La commission bancaire du Sénat américain tiendra un vote d'examen sur le « Digital Asset Market Clarity Act » le 14 mai, une décision importante pour établir un cadre réglementaire pour les actifs numériques après que le projet de loi a stagné pendant des mois. Le vote fait suite à un compromis décisif sur la réglementation des stablecoins qui a permis de regagner le soutien d'acteurs clés de l'industrie.
« C'est parti, » a déclaré Paul Grewal, directeur juridique de Coinbase, sur X suite à ces progrès. Faryar Shirzad, directeur de la stratégie politique de la plateforme, a qualifié l'examen prévu de « grand pas en avant », soulignant que des règles claires sont essentielles pour protéger les consommateurs et garantir que l'innovation crypto se développe aux États-Unis.
Les progrès du projet de loi s'étaient arrêtés en janvier après que Coinbase a retiré son soutien, invoquant des inquiétudes concernant l'interdiction du rendement sur les stablecoins, des protections insuffisantes pour les développeurs open-source et des règles floues pour la finance décentralisée. Un compromis négocié la semaine dernière par les sénateurs Thom Tillis et Angela Alsobrooks, qui autorise le rendement sur les stablecoins utilisés dans des transactions financières actives mais pas sur les réserves passives, a suffi à ramener la plateforme dans le camp des partisans.
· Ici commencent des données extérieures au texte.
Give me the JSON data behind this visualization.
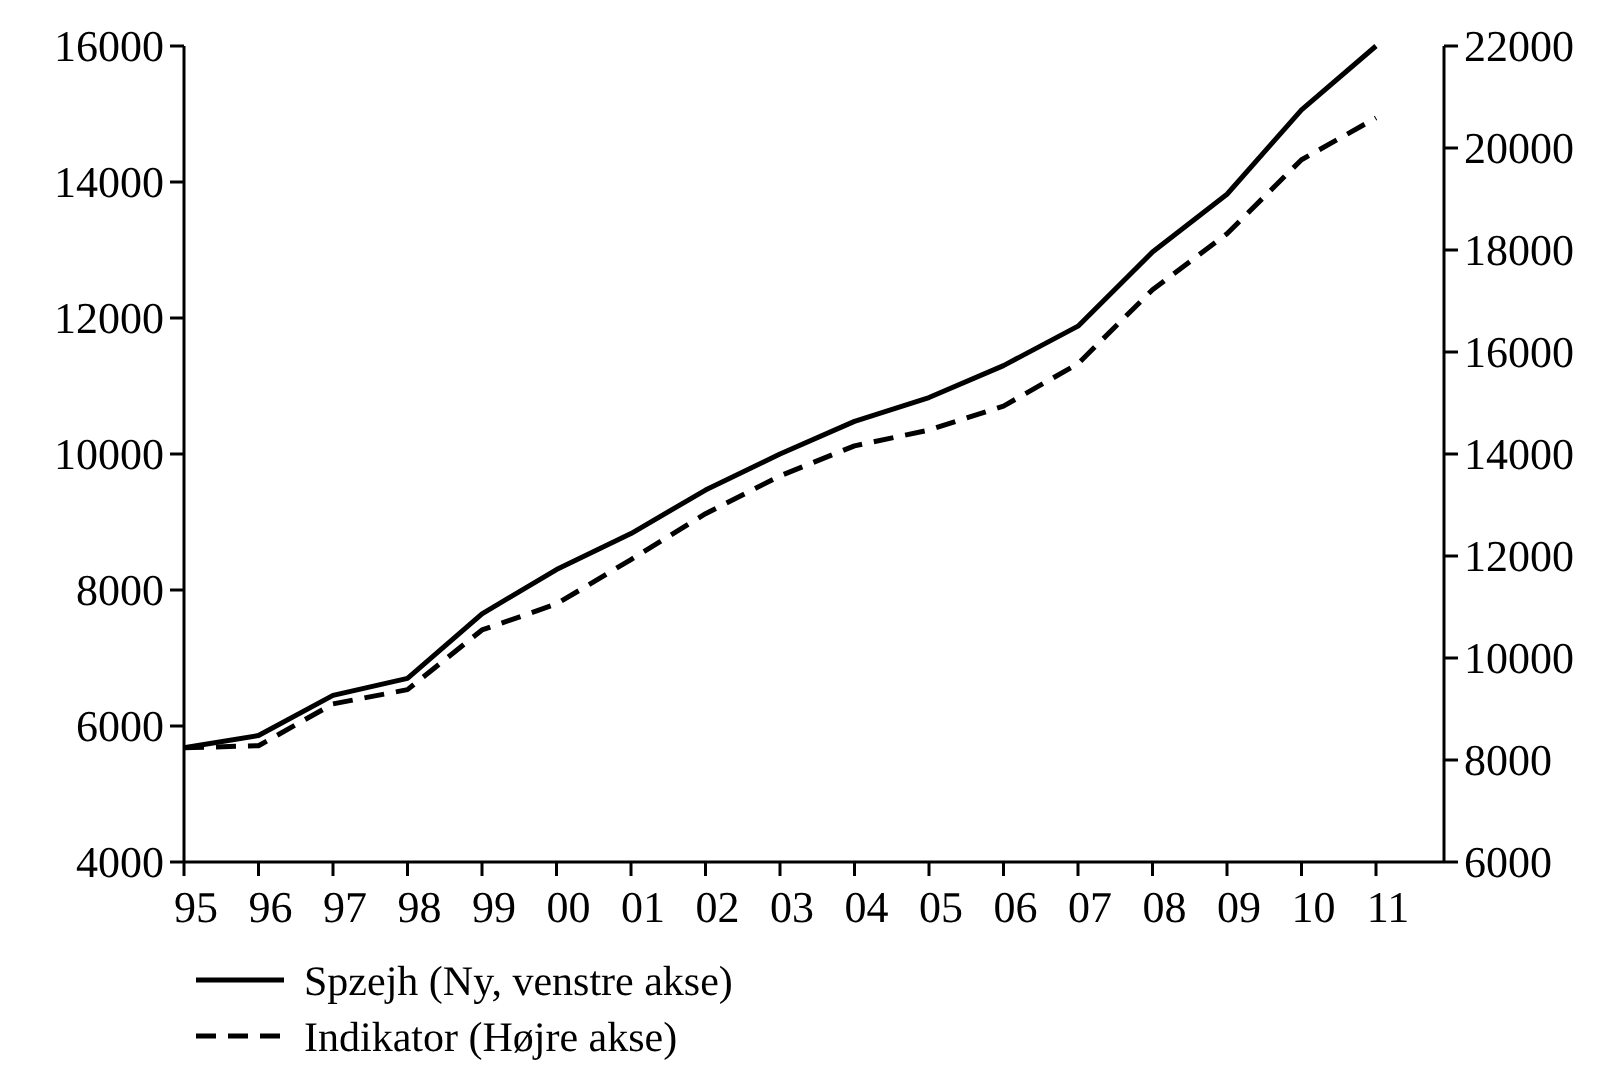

L'enjeu est l'avenir de l'industrie crypto aux États-Unis. Alors que le dollar américain sert de plus grande rampe d'accès fiduciaire au monde, représentant plus de 2,4 billions de dollars de volume entre juillet 2024 et juin 2025, la grande majorité des échanges ont lieu offshore. Selon les données de Coingecko pour 2025, Coinbase, basé aux États-Unis, ne détenait que 6,1 % de part de marché, tandis que Binance représentait à elle seule plus de 38 %. Les partisans soutiennent que le CLARITY Act pourrait aider à « relocaliser » cette activité en apportant une sécurité juridique.
Des obstacles bancaires et éthiques subsistent
Toutes les parties ne sont pas satisfaites du texte actuel. Une coalition de groupes bancaires, dont l'American Bankers Association et le Bank Policy Institute, a soutenu dans une lettre conjointe que « des travaux supplémentaires sont nécessaires » et a soumis des recommandations de modifications.
Par ailleurs, la sénatrice Kirsten Gillibrand préconise l'inclusion de garanties éthiques dans le projet de loi. Citant des données de sondage montrant que 73 % des électeurs américains inscrits sont favorables à de telles règles, Gillibrand souhaite interdire aux hauts responsables gouvernementaux de tirer profit de l'industrie crypto tant qu'ils détiennent une autorité réglementaire sur celle-ci. Il n'est pas certain que cette disposition figurera dans la version du projet de loi examinée par la commission.
Une course contre la montre pour les 60 voix
Le passage du projet de loi est loin d'être garanti. Kara Calvert, vice-présidente de la politique américaine de Coinbase, a noté lors de la conférence Consensus 2026 que la législation nécessitera au moins 60 voix pour être adoptée par le Sénat au complet, ce qui nécessite une coopération bipartite.
Bien qu'un sondage HarrisX de mai montre que 52 % des électeurs inscrits soutiennent la loi au-delà des clivages partisans, le calendrier législatif représente un défi. Bill Hughes, conseiller principal chez Consensys, a averti que la fenêtre pour adopter le projet de loi est « impitoyable » en raison des prochaines élections de mi-mandat en novembre. Il a noté que le Sénat n'a que quelques semaines pour faire avancer le projet de loi avant la pause d'août, après quoi la saison électorale dominera probablement l'ordre du jour.